Là-dessus, je citerai le juge pour enfant Jean-Pierre Rosenczveig (extrait de son article tempête artificielle autour de l’annulation d’un mariage):
Certains
jettent des cris d’orfraie en prétendant que la virginité ne peut pas
faire l’objet de convention. J’avoue pour le coup ne pas comprendre. On
est dans le strict registre privé.
Des
futurs époux y attachent un intérêt; d’autres pas. La société n’a pas à
intervenir sur ce terrain. Et en l’espèce elle n’intervient pas sur ce
sujet, mais sur le mensonge au moment de conclure ce contrat
fondamental pour la vie de chacun qu’est le mariage, pour ses
conséquences et sachant qu’on n’en sort quand même pas aisément.
Mais l'autre point inquiétant est l'islamophobie qui s'est dégagé de cette affaire, on a très vite à partir de cas généraliser la position de ce fondamentaliste à tous les Musulmans.

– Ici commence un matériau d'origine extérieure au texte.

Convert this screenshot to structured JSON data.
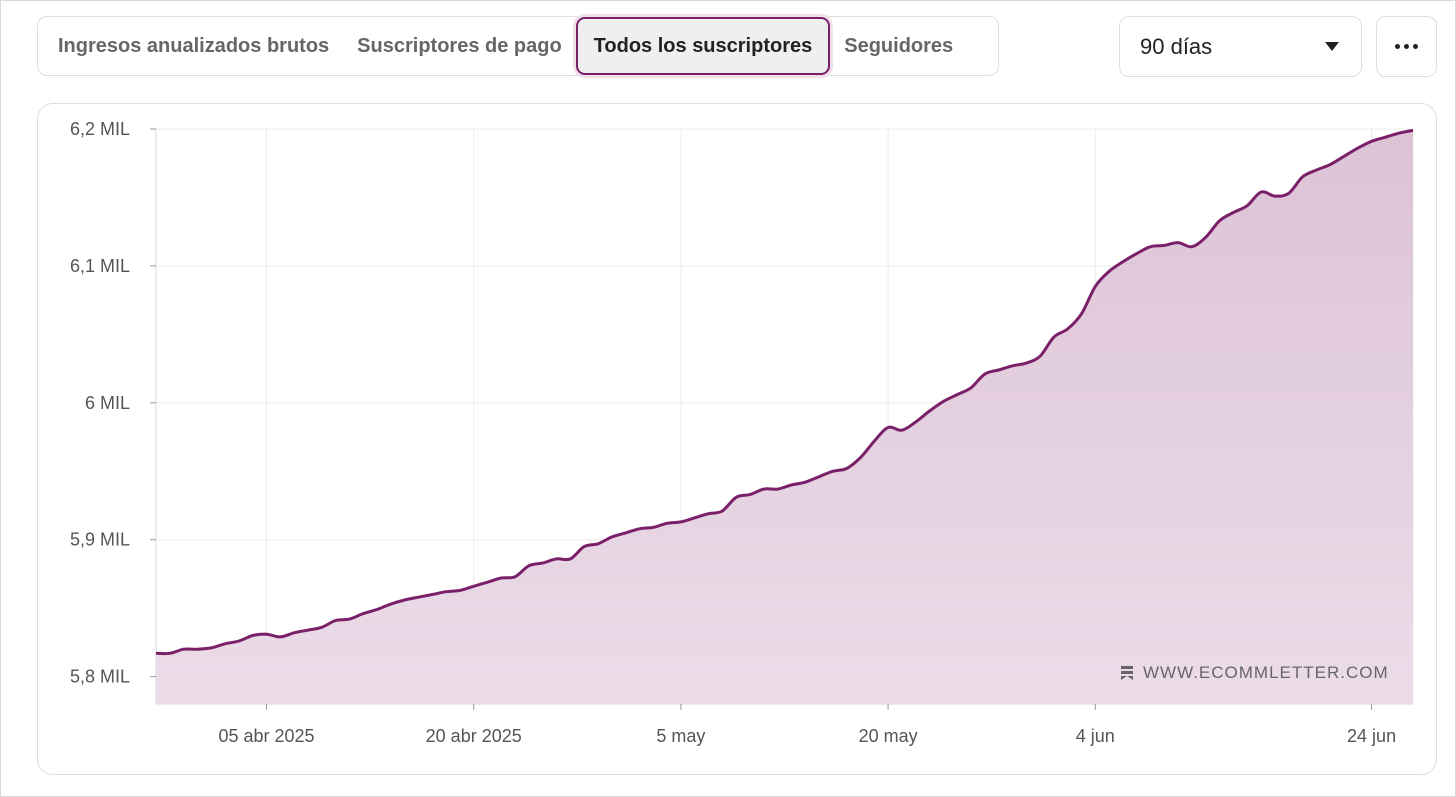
{
  "tabs": [
    {
      "label": "Ingresos anualizados brutos",
      "active": false
    },
    {
      "label": "Suscriptores de pago",
      "active": false
    },
    {
      "label": "Todos los suscriptores",
      "active": true
    },
    {
      "label": "Seguidores",
      "active": false
    }
  ],
  "range_select": {
    "value": "90 días"
  },
  "colors": {
    "accent": "#7a2069",
    "fill_top": "#dcc3d6",
    "fill_bottom": "#ecdce8"
  },
  "watermark": {
    "text": "WWW.ECOMMLETTER.COM"
  },
  "chart_data": {
    "type": "area",
    "xlabel": "",
    "ylabel": "",
    "ylim": [
      5780,
      6200
    ],
    "y_ticks": [
      {
        "value": 5800,
        "label": "5,8 MIL"
      },
      {
        "value": 5900,
        "label": "5,9 MIL"
      },
      {
        "value": 6000,
        "label": "6 MIL"
      },
      {
        "value": 6100,
        "label": "6,1 MIL"
      },
      {
        "value": 6200,
        "label": "6,2 MIL"
      }
    ],
    "x_ticks": [
      {
        "date": "2025-04-05",
        "label": "05 abr 2025"
      },
      {
        "date": "2025-04-20",
        "label": "20 abr 2025"
      },
      {
        "date": "2025-05-05",
        "label": "5 may"
      },
      {
        "date": "2025-05-20",
        "label": "20 may"
      },
      {
        "date": "2025-06-04",
        "label": "4 jun"
      },
      {
        "date": "2025-06-24",
        "label": "24 jun"
      }
    ],
    "xlim": [
      "2025-03-28",
      "2025-06-27"
    ],
    "grid": true,
    "series": [
      {
        "x": [
          "2025-03-28",
          "2025-03-29",
          "2025-03-30",
          "2025-03-31",
          "2025-04-01",
          "2025-04-02",
          "2025-04-03",
          "2025-04-04",
          "2025-04-05",
          "2025-04-06",
          "2025-04-07",
          "2025-04-08",
          "2025-04-09",
          "2025-04-10",
          "2025-04-11",
          "2025-04-12",
          "2025-04-13",
          "2025-04-14",
          "2025-04-15",
          "2025-04-16",
          "2025-04-17",
          "2025-04-18",
          "2025-04-19",
          "2025-04-20",
          "2025-04-21",
          "2025-04-22",
          "2025-04-23",
          "2025-04-24",
          "2025-04-25",
          "2025-04-26",
          "2025-04-27",
          "2025-04-28",
          "2025-04-29",
          "2025-04-30",
          "2025-05-01",
          "2025-05-02",
          "2025-05-03",
          "2025-05-04",
          "2025-05-05",
          "2025-05-06",
          "2025-05-07",
          "2025-05-08",
          "2025-05-09",
          "2025-05-10",
          "2025-05-11",
          "2025-05-12",
          "2025-05-13",
          "2025-05-14",
          "2025-05-15",
          "2025-05-16",
          "2025-05-17",
          "2025-05-18",
          "2025-05-19",
          "2025-05-20",
          "2025-05-21",
          "2025-05-22",
          "2025-05-23",
          "2025-05-24",
          "2025-05-25",
          "2025-05-26",
          "2025-05-27",
          "2025-05-28",
          "2025-05-29",
          "2025-05-30",
          "2025-05-31",
          "2025-06-01",
          "2025-06-02",
          "2025-06-03",
          "2025-06-04",
          "2025-06-05",
          "2025-06-06",
          "2025-06-07",
          "2025-06-08",
          "2025-06-09",
          "2025-06-10",
          "2025-06-11",
          "2025-06-12",
          "2025-06-13",
          "2025-06-14",
          "2025-06-15",
          "2025-06-16",
          "2025-06-17",
          "2025-06-18",
          "2025-06-19",
          "2025-06-20",
          "2025-06-21",
          "2025-06-22",
          "2025-06-23",
          "2025-06-24",
          "2025-06-25",
          "2025-06-26",
          "2025-06-27"
        ],
        "values": [
          5817,
          5817,
          5820,
          5820,
          5821,
          5824,
          5826,
          5830,
          5831,
          5829,
          5832,
          5834,
          5836,
          5841,
          5842,
          5846,
          5849,
          5853,
          5856,
          5858,
          5860,
          5862,
          5863,
          5866,
          5869,
          5872,
          5873,
          5881,
          5883,
          5886,
          5886,
          5895,
          5897,
          5902,
          5905,
          5908,
          5909,
          5912,
          5913,
          5916,
          5919,
          5921,
          5931,
          5933,
          5937,
          5937,
          5940,
          5942,
          5946,
          5950,
          5952,
          5960,
          5972,
          5982,
          5980,
          5986,
          5994,
          6001,
          6006,
          6011,
          6021,
          6024,
          6027,
          6029,
          6034,
          6048,
          6054,
          6065,
          6085,
          6096,
          6103,
          6109,
          6114,
          6115,
          6117,
          6114,
          6121,
          6133,
          6139,
          6144,
          6154,
          6151,
          6153,
          6165,
          6170,
          6174,
          6180,
          6186,
          6191,
          6194,
          6197,
          6199
        ]
      }
    ]
  }
}
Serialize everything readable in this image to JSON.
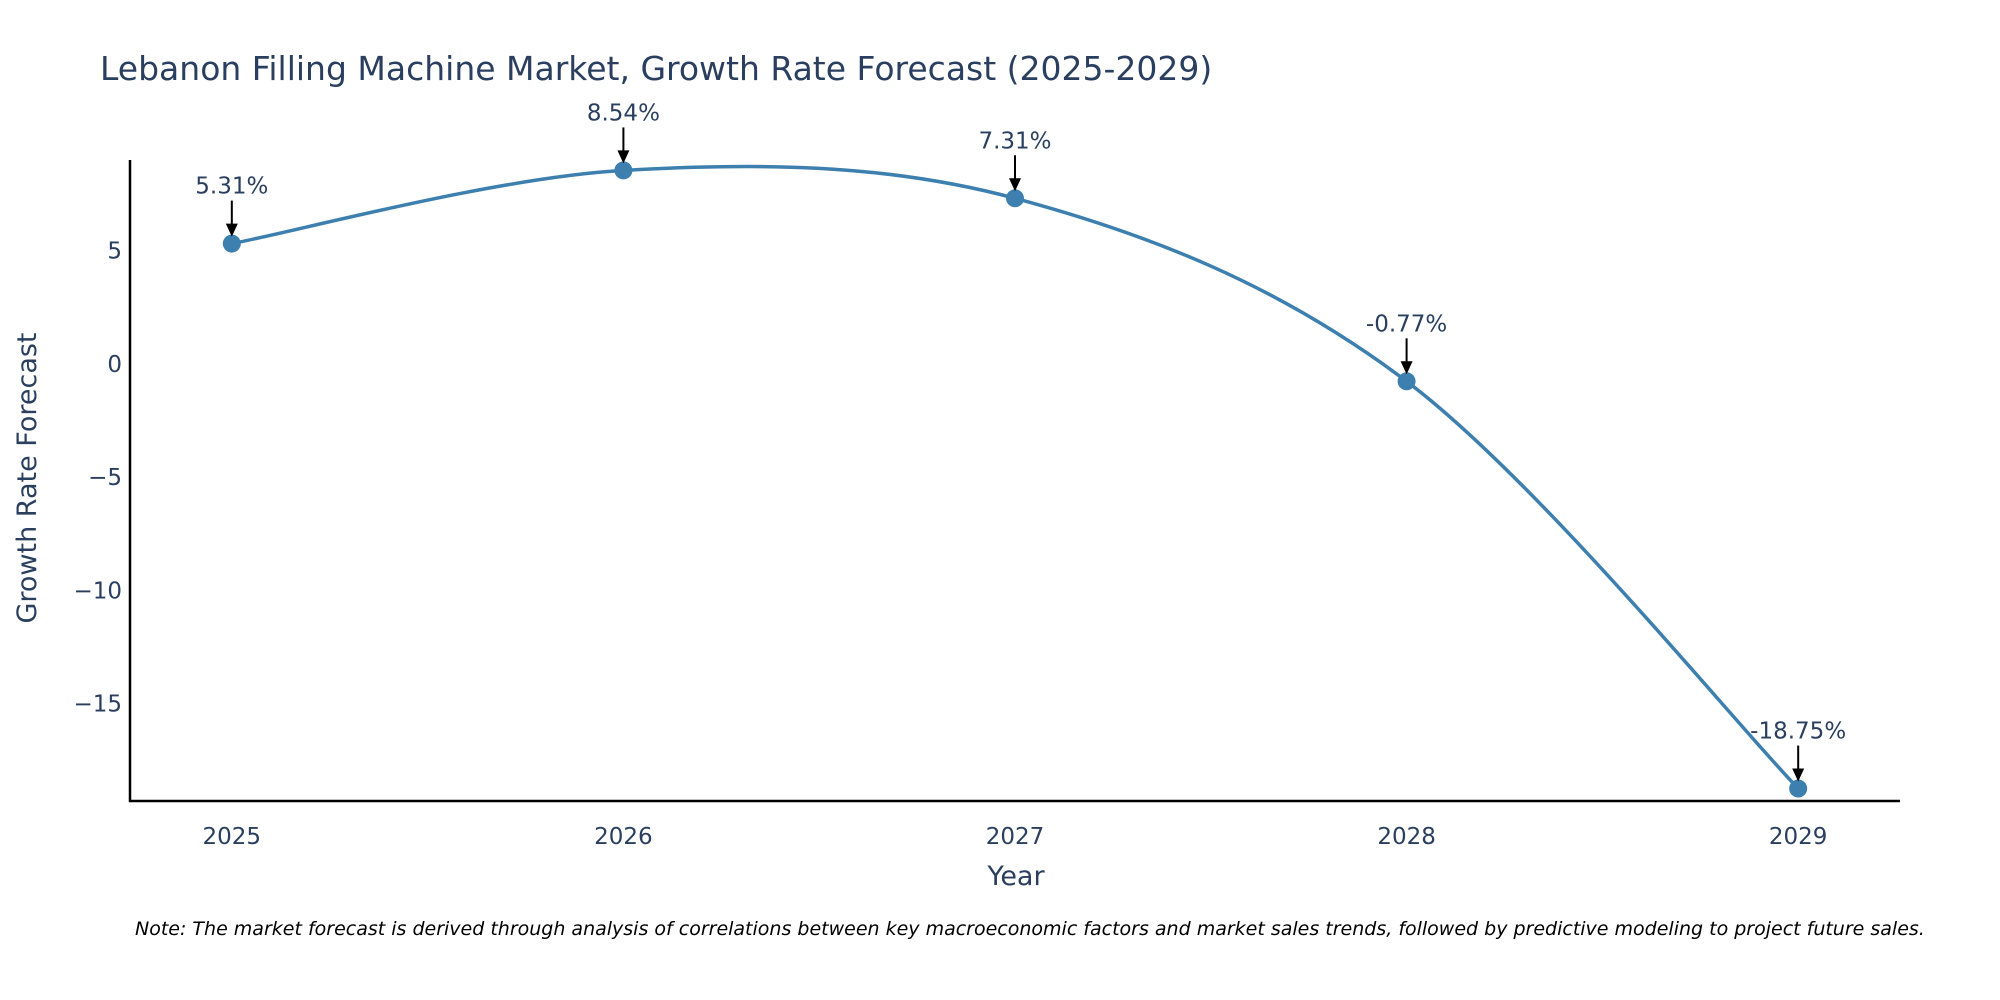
{
  "chart_data": {
    "type": "line",
    "title": "Lebanon Filling Machine Market, Growth Rate Forecast (2025-2029)",
    "xlabel": "Year",
    "ylabel": "Growth Rate Forecast",
    "x": [
      2025,
      2026,
      2027,
      2028,
      2029
    ],
    "values": [
      5.31,
      8.54,
      7.31,
      -0.77,
      -18.75
    ],
    "annotations": [
      "5.31%",
      "8.54%",
      "7.31%",
      "-0.77%",
      "-18.75%"
    ],
    "xticks": [
      "2025",
      "2026",
      "2027",
      "2028",
      "2029"
    ],
    "yticks": [
      5,
      0,
      -5,
      -10,
      -15
    ],
    "ytick_labels": [
      "5",
      "0",
      "−5",
      "−10",
      "−15"
    ],
    "xlim": [
      2024.74,
      2029.26
    ],
    "ylim": [
      -19.3,
      9.0
    ],
    "grid": false,
    "line_color": "#3d7fae",
    "marker_color": "#3d7fae"
  },
  "note": "Note: The market forecast is derived through analysis of correlations between key macroeconomic factors and market sales trends, followed by predictive modeling to project future sales."
}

Voilà, l'autre menace à l'Etat de droit, le racisme envers les Musulmans considérés par beaucoup de xénophobes comme des "barbares du Magrehb venus islamiser la France", rappellons que le monsieur X en question était en Français.
Et enfin, si les partisans de la non annulation de ce mariage sont logiques, ils devraient défendre la suppression de l'annulation des mariages en cas de non respect des qualités dîtes essentielles.
Personne ne s'est jamais indigné de l'annulation d'un mariage parce qu'un conjoint avait caché sa nationalité.
Et d'ailleurs nos humains (soyons politiquement correct) politiques s'ils étaient de si grands défenseurs de la cause féminine devraient appliquer la parité chez eux et enfin faire comme les Suédois qui ont imposé à toutes les grandes entreprises d'avoir 50% de femmes dans leur conseil d'administration sous peine de dissolution.
De plus, comment se fait-il que tout le monde soit aussi unanime pour forcer les présentatrices télévisions à démissionner et non leurs maris qui occupent des fonctions dirigeantes (l'exemple le plus connu est celui de Béatrice Schonberg suspendu pendant la campagne électorale).
D'ailleurs, le fait que ce soit des représentatrices et des hommes politiques mis en cause dans cette histoire et non l'inverse devrait mettre la puce à l'oreille à nos humains politiques particulièrement féministes sur la répartition sexuelles des tâches encore très présentes sur la société.
Nous n'évoquerons même pas la différence 35% de salaire en moyenne entre les hommes et les femmes pour le même niveau de qualification.
Voilà les vrais combats féministes qui ne sont surtout pas dans l'opposition à l'annulation d'un mariage où les deux époux sont consentants.